Initial assignments also introduce checked runtime errors and assertions as integral parts of interface specifications. Again, it takes a few assignments before students begin to appreciate the value of these concepts. I forbid “unannounced” crashes; that is, crashes that are not announced by an assertion failure diagnostic. Programs that crash get a grade of zero. This penalty may seem unduly harsh, but it gets the students’ attention. They also gain an appreciation of the advantages of safe languages, like ML and Modula-3, in which unannounced crashes are impossible. (This grading policy is less harsh than it sounds, because in multipart assignments, only the offending part is penalized, and different assignments have different weights. I’ve given many zeros, but none has ever caused a course grade to shift by a whole point.)

Once students have a few interfaces under their belts, later assignments ask them to design new interfaces and to live with their design choices. For example, one of Andrew Appel’s favorite assignments is a primality testing program. Students work in groups to design the interfaces for the arbitrary-precision arithmetic that is needed for this assignment. The results are similar to the interfaces described in Chapters 17 through 19. Different groups design interfaces, and a postassignment comparison of these interfaces, in which the groups critique one anothers’ work, is always quite revealing. Kai Li accomplishes similar goals with a semester-long project that builds an X-based editor using the Tcl/Tk system (J. K. Ousterhout, Tcl and the Tk Toolkit, Addison-Wesley, 1994) and editor-specific interfaces designed and implemented by the students. Tk itself provides another good example of interface-based design.

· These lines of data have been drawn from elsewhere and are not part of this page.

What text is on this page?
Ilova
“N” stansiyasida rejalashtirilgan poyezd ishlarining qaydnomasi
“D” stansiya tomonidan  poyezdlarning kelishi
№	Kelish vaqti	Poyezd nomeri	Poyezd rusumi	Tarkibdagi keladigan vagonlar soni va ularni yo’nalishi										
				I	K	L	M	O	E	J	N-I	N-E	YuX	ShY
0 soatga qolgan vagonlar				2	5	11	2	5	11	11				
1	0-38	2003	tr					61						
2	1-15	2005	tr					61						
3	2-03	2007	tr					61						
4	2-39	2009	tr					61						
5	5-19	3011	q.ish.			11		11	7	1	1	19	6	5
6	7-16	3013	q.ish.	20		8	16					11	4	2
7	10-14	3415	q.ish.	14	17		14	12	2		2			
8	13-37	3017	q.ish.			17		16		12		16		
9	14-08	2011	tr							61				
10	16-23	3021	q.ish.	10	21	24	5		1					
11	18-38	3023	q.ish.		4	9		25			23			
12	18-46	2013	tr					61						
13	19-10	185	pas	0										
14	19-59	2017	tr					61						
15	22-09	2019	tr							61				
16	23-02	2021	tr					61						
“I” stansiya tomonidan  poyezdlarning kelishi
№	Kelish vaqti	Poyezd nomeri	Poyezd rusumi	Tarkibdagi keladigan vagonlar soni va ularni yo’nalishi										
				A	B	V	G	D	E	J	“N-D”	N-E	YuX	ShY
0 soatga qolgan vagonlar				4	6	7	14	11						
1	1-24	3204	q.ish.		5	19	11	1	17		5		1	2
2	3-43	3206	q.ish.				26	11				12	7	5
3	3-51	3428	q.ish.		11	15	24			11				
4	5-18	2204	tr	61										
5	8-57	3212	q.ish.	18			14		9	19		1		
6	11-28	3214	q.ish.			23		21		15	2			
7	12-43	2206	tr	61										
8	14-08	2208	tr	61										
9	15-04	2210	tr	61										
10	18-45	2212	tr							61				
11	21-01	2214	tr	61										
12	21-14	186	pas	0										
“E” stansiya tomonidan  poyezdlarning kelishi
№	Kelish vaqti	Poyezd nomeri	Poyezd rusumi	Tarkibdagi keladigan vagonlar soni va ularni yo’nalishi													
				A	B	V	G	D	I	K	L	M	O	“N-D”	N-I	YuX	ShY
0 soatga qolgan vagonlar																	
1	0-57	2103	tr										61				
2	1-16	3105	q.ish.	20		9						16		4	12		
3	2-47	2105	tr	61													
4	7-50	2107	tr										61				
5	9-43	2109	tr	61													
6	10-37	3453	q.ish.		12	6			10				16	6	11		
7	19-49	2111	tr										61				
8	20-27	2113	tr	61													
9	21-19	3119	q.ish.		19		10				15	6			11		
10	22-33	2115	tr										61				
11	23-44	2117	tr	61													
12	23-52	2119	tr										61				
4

In advanced courses, I usually package assignments as interfaces and give the students free rein to revise and improve on them, and even to change the goals of the assignment. Giving them a starting point reduces the time required for assignment, and allowing substantial changes encourages creative students to explore alternatives. The unsuccessful alternatives are often more educational than the successful ones. Students invariably go down the wrong road, and they pay for it with greatly increased development time. When, in hindsight, they understand their mistakes, they come to appreciate that designing good interfaces is hard, but worth the effort, and they almost always become converts to interface-based design.

How to Get the Software

The software in this book has been tested on the following platforms:

Processor

Operating Systems

Compilers

SPARC

SunOS 4.1

lcc 3.5

gcc 2.7.2

Alpha

OSF/1 3.2A

lcc 4.0

gcc 2.6.3

cc

MIPS R3000

IRIX 5.3

lcc 3.5

gcc 2.6.3

cc

MIPS R3000

Ultrix 4.3

lcc 3.5

gcc 2.5.7

Pentium

Windows 95

Windows NT 3.51

Microsoft Visual C/C++ 4.0

A few of the implementations are machine-specific; they assume that the machine has two’s-complement integer and IEEE floating-point arithmetic, and that unsigned longs can hold object pointers.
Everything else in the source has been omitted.